Officials try to quell concerns about Common Core
But they have their own concerns as well
KINGMAN - Arizona's Common Core education standards are "as conservative as they can be," and nothing to be afraid of, according to the state's top educator.
"This is a huge conservative victory," said John Huppenthal, the Arizona Superintendent of Public Education.
The new standards have raised the ire of some who think there's a nefarious agenda behind them, something that state leaders have been wrestling with since the requirements were proposed.
Huppenthal pointed to a large poster with samples from the program's standards for third grade reading and math.
The third grade reading standard requires students to be able to read, comprehend and ask and answer questions based on a sample story, he said.
The math standard requires third graders to be able to multiply and divide numbers up to 100, recite the multiplication tables from memory and understand the relationship between multiplication and division.
"Students need to know these things," Huppenthal said.
The Common Core standards for math and reading were actually created by Achieve, a group of nonprofit CEOs, state governors and the National Superintendents Association. They were upset that students were arriving in the workplace or at college without simple math or reading skills, he said.

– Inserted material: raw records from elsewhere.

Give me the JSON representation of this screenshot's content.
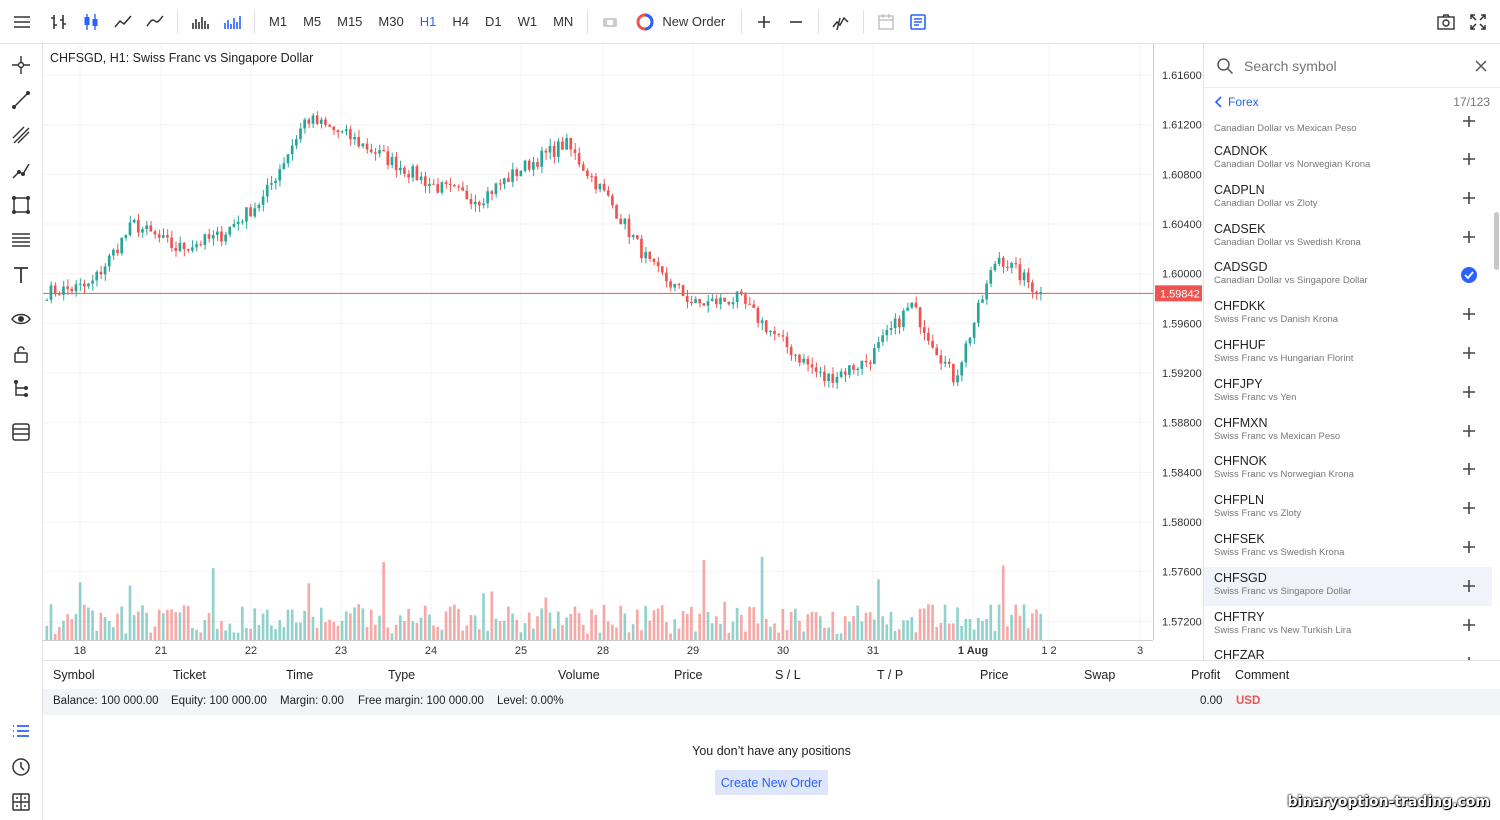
{
  "toolbar": {
    "timeframes": [
      "M1",
      "M5",
      "M15",
      "M30",
      "H1",
      "H4",
      "D1",
      "W1",
      "MN"
    ],
    "active_timeframe": "H1",
    "new_order_label": "New Order"
  },
  "chart": {
    "title": "CHFSGD, H1: Swiss Franc vs Singapore Dollar",
    "current_price": "1.59842",
    "price_labels": [
      "1.61600",
      "1.61200",
      "1.60800",
      "1.60400",
      "1.60000",
      "1.59600",
      "1.59200",
      "1.58800",
      "1.58400",
      "1.58000",
      "1.57600",
      "1.57200"
    ],
    "date_labels": [
      "18",
      "21",
      "22",
      "23",
      "24",
      "25",
      "28",
      "29",
      "30",
      "31",
      "1 Aug",
      "1 2",
      "3"
    ],
    "colors": {
      "up": "#26a69a",
      "down": "#ef5350",
      "price_line": "#ef5350"
    }
  },
  "chart_data": {
    "type": "candlestick",
    "symbol": "CHFSGD",
    "timeframe": "H1",
    "ylim": [
      1.5705,
      1.6185
    ],
    "anchors": [
      {
        "day": "18",
        "close": 1.5985
      },
      {
        "day": "18",
        "close": 1.599
      },
      {
        "day": "21",
        "close": 1.604
      },
      {
        "day": "21",
        "close": 1.602
      },
      {
        "day": "22",
        "close": 1.603
      },
      {
        "day": "22",
        "close": 1.606
      },
      {
        "day": "23",
        "close": 1.6125
      },
      {
        "day": "23",
        "close": 1.611
      },
      {
        "day": "24",
        "close": 1.609
      },
      {
        "day": "24",
        "close": 1.607
      },
      {
        "day": "25",
        "close": 1.606
      },
      {
        "day": "25",
        "close": 1.6085
      },
      {
        "day": "28",
        "close": 1.6105
      },
      {
        "day": "28",
        "close": 1.606
      },
      {
        "day": "29",
        "close": 1.6005
      },
      {
        "day": "29",
        "close": 1.5975
      },
      {
        "day": "30",
        "close": 1.598
      },
      {
        "day": "30",
        "close": 1.5945
      },
      {
        "day": "31",
        "close": 1.5915
      },
      {
        "day": "31",
        "close": 1.593
      },
      {
        "day": "1 Aug",
        "close": 1.5975
      },
      {
        "day": "1 Aug",
        "close": 1.5915
      },
      {
        "day": "2",
        "close": 1.6015
      },
      {
        "day": "2",
        "close": 1.5984
      }
    ]
  },
  "watchlist": {
    "search_placeholder": "Search symbol",
    "group": "Forex",
    "count": "17/123",
    "top_partial_desc": "Canadian Dollar vs Mexican Peso",
    "items": [
      {
        "name": "CADNOK",
        "desc": "Canadian Dollar vs Norwegian Krona"
      },
      {
        "name": "CADPLN",
        "desc": "Canadian Dollar vs Zloty"
      },
      {
        "name": "CADSEK",
        "desc": "Canadian Dollar vs Swedish Krona"
      },
      {
        "name": "CADSGD",
        "desc": "Canadian Dollar vs Singapore Dollar"
      },
      {
        "name": "CHFDKK",
        "desc": "Swiss Franc vs Danish Krona"
      },
      {
        "name": "CHFHUF",
        "desc": "Swiss Franc vs Hungarian Florint"
      },
      {
        "name": "CHFJPY",
        "desc": "Swiss Franc vs Yen"
      },
      {
        "name": "CHFMXN",
        "desc": "Swiss Franc vs Mexican Peso"
      },
      {
        "name": "CHFNOK",
        "desc": "Swiss Franc vs Norwegian Krona"
      },
      {
        "name": "CHFPLN",
        "desc": "Swiss Franc vs Zloty"
      },
      {
        "name": "CHFSEK",
        "desc": "Swiss Franc vs Swedish Krona"
      },
      {
        "name": "CHFSGD",
        "desc": "Swiss Franc vs Singapore Dollar"
      },
      {
        "name": "CHFTRY",
        "desc": "Swiss Franc vs New Turkish Lira"
      },
      {
        "name": "CHFZAR",
        "desc": ""
      }
    ],
    "checked_item": "CADSGD",
    "selected_item": "CHFSGD"
  },
  "positions": {
    "columns": [
      "Symbol",
      "Ticket",
      "Time",
      "Type",
      "Volume",
      "Price",
      "S / L",
      "T / P",
      "Price",
      "Swap",
      "Profit",
      "Comment"
    ],
    "balance": "Balance: 100 000.00",
    "equity": "Equity: 100 000.00",
    "margin": "Margin: 0.00",
    "free_margin": "Free margin: 100 000.00",
    "level": "Level: 0.00%",
    "profit_total": "0.00",
    "currency": "USD",
    "empty_message": "You don’t have any positions",
    "create_button": "Create New Order"
  },
  "watermark": "binaryoption-trading.com"
}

Achieve wanted to take some of the power for creating education standards away from the academics and put it back into the hands of teachers, school districts and states, he said.
"I just want you to know this wasn't created by the Obama Administration," Huppenthal said, although he said he's concerned the federal government will "hijack" the Common Core history and science standards and include material that some people don't agree with, such as information on global warming.
"Before we go forward with any history or science standards, I promise you we will have a discussion," Huppenthal told the packed room.
He encouraged residents to go to the Arizona Department of Education's webpage, read just one of the Common Core standards and contact him if they had any concerns.
Rep. Doris Goodale, R- Kingman, pointed out Arizona developed its own version of Common Core and 92 percent of the current standards were included in the new standards.
"No one from the U.N. or the Obama Administration was involved in creating Arizona's standards," she said.
Huppenthal also encouraged residents to get involved with their school district boards and pointed out that school districts, not the state, were responsible for purchasing the textbooks and creating the curriculum necessary to meet the standards.
"The state just sets the standards. It's up to the districts to figure out how to meet them," Huppenthal said.
One resident asked about the cost to implement the new Partnership for Assessment of Readiness for College and Careers test, which is designed to test students on the Common Core standards.
The federal government will pay for most of the cost to administer the test, Huppenthal said. The Arizona Legislature will set aside funding to cover the rest of the cost in its next session.
Schools do not have to test on the Common Core standards until 2014.
Goodale said the Legislature had not decided yet whether it would go with the PARCC test.
However, it did have to replace the Arizona Instrument to Measure Standards test because the contract for that test had expired and the test was not a good measure of student learning, she said.
"AIMS can't compare Arizona students with any other students in any other state," Goodale said. "It was not a quality assessment and it was not an international benchmark test. Our students are going to have to be able to work with international standards."
Both Kingman Unified School District Superintendent Roger Jacks and Kingman Academy of Learning District Administrator Susan Chan said their schools started working with the Common Core standards when they were approved by the Legislature three years ago.
"The teachers are very much in favor of it at my schools," Jacks said. "They're very vocal and would have let me know otherwise."
"We feel students have to have a fighting chance," Chan said. "We immediately embraced the standards."
Kingman Unified School District Board member Laurie Barthlow asked how the schools and the state expected students who couldn't pass the AIMS test to pass the more rigorous PARCC test and didn't really get an answer.
Huppenthal stated that state education standards and schools needed to dig deeper and become more focused on helping students succeed in college and work.